Test statistic calculation
If \(X\sim U(5,10)\) then PDF, \[f(x)=\frac{1}{10-5}=\frac{1}{5};\ \ 5<x<10\]
So, \(P(5<X<7)=(7-5)*\frac{1}{5}=\frac{2}{5}\) and so on
| Bed time (in mins) | \(f_i\) | \(p_i\) | \(e_i=np_i\) | \(\frac{(f_i-e_i)^2}{e_i}\) |
|---|---|---|---|---|
| 5<X<7 | 40 | \(\frac{2}{5}\) | 40 | 0.00 |
| 7<X<8 | 22 | \(\frac{1}{5}\) | 20 | 0.20 |
| 8<X<10 | 38 | \(\frac{2}{5}\) | 40 | 0.10 |
| Totals | 100 | \(\chi^2=0.3\) |
Critical value
At \(\alpha=5\%\) and \(df=3-1=2\), \(\chi^2_{\alpha,2}=5.99\).
Decision
Since, \(\chi^2<\chi^2_{\alpha,2}\) so we cannot reject null hypothesis.
14.2 Test for Independence (Categorical Data)
Consider the following example:
In an experiment to study the dependence of hypertension on smoking habits, the following data were taken on 180 individuals:
| Non-smokers | Moderate Smokers | Heavy Smokers | |
|---|---|---|---|
| Hypertension | 21 | 36 | 30 |
| No hypertension | 48 | 26 | 19 |
Test the hypothesis that the presence or absence of hypertension is independent of smoking habits. Use a 0.05 level of significance.
Solution:
We have to test the following hypothesis:
\(H_0:The \ \ column\ \ variable\ \ is\ \ independent\ \ of\ \ the\ \ row\ \ variable\)
\(H_a:The \ \ column\ \ variable\ \ is\ \ not\ \ independent\ \ of\ \ the\ \ row\ \ variable\)
Test statistic
\[ \chi^2=\sum_{i=1}^r\sum_{j=1}^c \frac {(f_{ij}-e_{ij})^2}{e_{ij}} \]
The sampling distribution of the test statistic is approximately chi-squared distributed with \((r-1)\times (c-1)\) degrees of freedom, provided that the sample size is large.
\(f_{ij}=\) Observed frequency of \((i,j)^{th}\) cell;
\(e_{ij}=\)Expected frequency of \((i,j)^{th}\) cell=\(\frac{Row \ \ i \ \ total \times Column \ \ j \ \ total}{Sample \ \ size (n)}\)
Table: Contingency table with Row total and Column total
| Non-smokers | Moderate Smokers | Heavy Smokers | Row Total | |
|---|---|---|---|---|
| Hypertension | 21 | 36 | 30 | 87 |
| No hypertension | 48 | 26 | 19 | 93 |
| Column Total | 69 | 62 | 49 | 180 |
For example,
\[ \boldsymbol {e_{11}=\frac{87\times69}{180}} \]

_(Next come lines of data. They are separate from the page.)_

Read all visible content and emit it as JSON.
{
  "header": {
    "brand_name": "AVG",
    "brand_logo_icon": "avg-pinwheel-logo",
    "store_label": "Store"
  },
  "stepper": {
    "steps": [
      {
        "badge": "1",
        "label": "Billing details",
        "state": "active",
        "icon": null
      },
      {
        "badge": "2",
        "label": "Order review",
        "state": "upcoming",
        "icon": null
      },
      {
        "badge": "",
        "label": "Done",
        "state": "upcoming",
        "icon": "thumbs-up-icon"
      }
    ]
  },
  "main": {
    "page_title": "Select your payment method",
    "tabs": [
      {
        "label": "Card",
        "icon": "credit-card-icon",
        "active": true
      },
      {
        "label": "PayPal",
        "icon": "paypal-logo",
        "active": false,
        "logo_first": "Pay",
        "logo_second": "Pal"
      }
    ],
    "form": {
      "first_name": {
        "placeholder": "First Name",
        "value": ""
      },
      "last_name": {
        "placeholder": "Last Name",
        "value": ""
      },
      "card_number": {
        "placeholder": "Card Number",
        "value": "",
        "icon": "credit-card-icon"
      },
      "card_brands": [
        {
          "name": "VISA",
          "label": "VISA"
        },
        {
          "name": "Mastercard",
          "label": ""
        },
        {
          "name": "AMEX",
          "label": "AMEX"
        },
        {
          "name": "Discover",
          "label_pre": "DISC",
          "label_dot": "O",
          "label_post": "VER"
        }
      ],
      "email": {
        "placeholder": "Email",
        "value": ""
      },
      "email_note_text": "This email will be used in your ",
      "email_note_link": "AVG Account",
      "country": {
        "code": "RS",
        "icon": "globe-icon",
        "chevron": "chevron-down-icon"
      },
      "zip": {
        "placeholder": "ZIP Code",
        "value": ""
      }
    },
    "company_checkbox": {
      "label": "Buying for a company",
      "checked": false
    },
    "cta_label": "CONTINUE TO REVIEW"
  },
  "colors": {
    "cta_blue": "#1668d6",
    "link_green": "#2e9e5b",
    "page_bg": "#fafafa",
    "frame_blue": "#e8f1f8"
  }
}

Chi-square Statistic calculation
| Observed, \(f_i\) | Expected, \(e_i\) | \(\frac{(f_i-e_i)^2}{e_i}\) |
|---|---|---|
| 21 | 33.35 | 4.57 |
| 36 | 29.97 | 1.21 |
| 30 | 23.68 | 1.68 |
| 48 | 35.65 | 4.28 |
| 26 | 32.03 | 1.14 |
| 19 | 25.32 | 1.14 |
| \(\chi^2=14.46\) |
Critical value
At \(\alpha =0.01\) and with \(df=(2-1)*(3-1)=2\), \(\chi^2_\alpha =9.21\)
Decision
Since \(\chi^2 > \chi^2_\alpha\) so reject the null hypothesis.
Interpretation/conclusion
There is sufficient evidence at the \(5\%\) significance level to infer that the smoking habits is not independent of the the presence or absence of hypertension, rather the two variables are associated.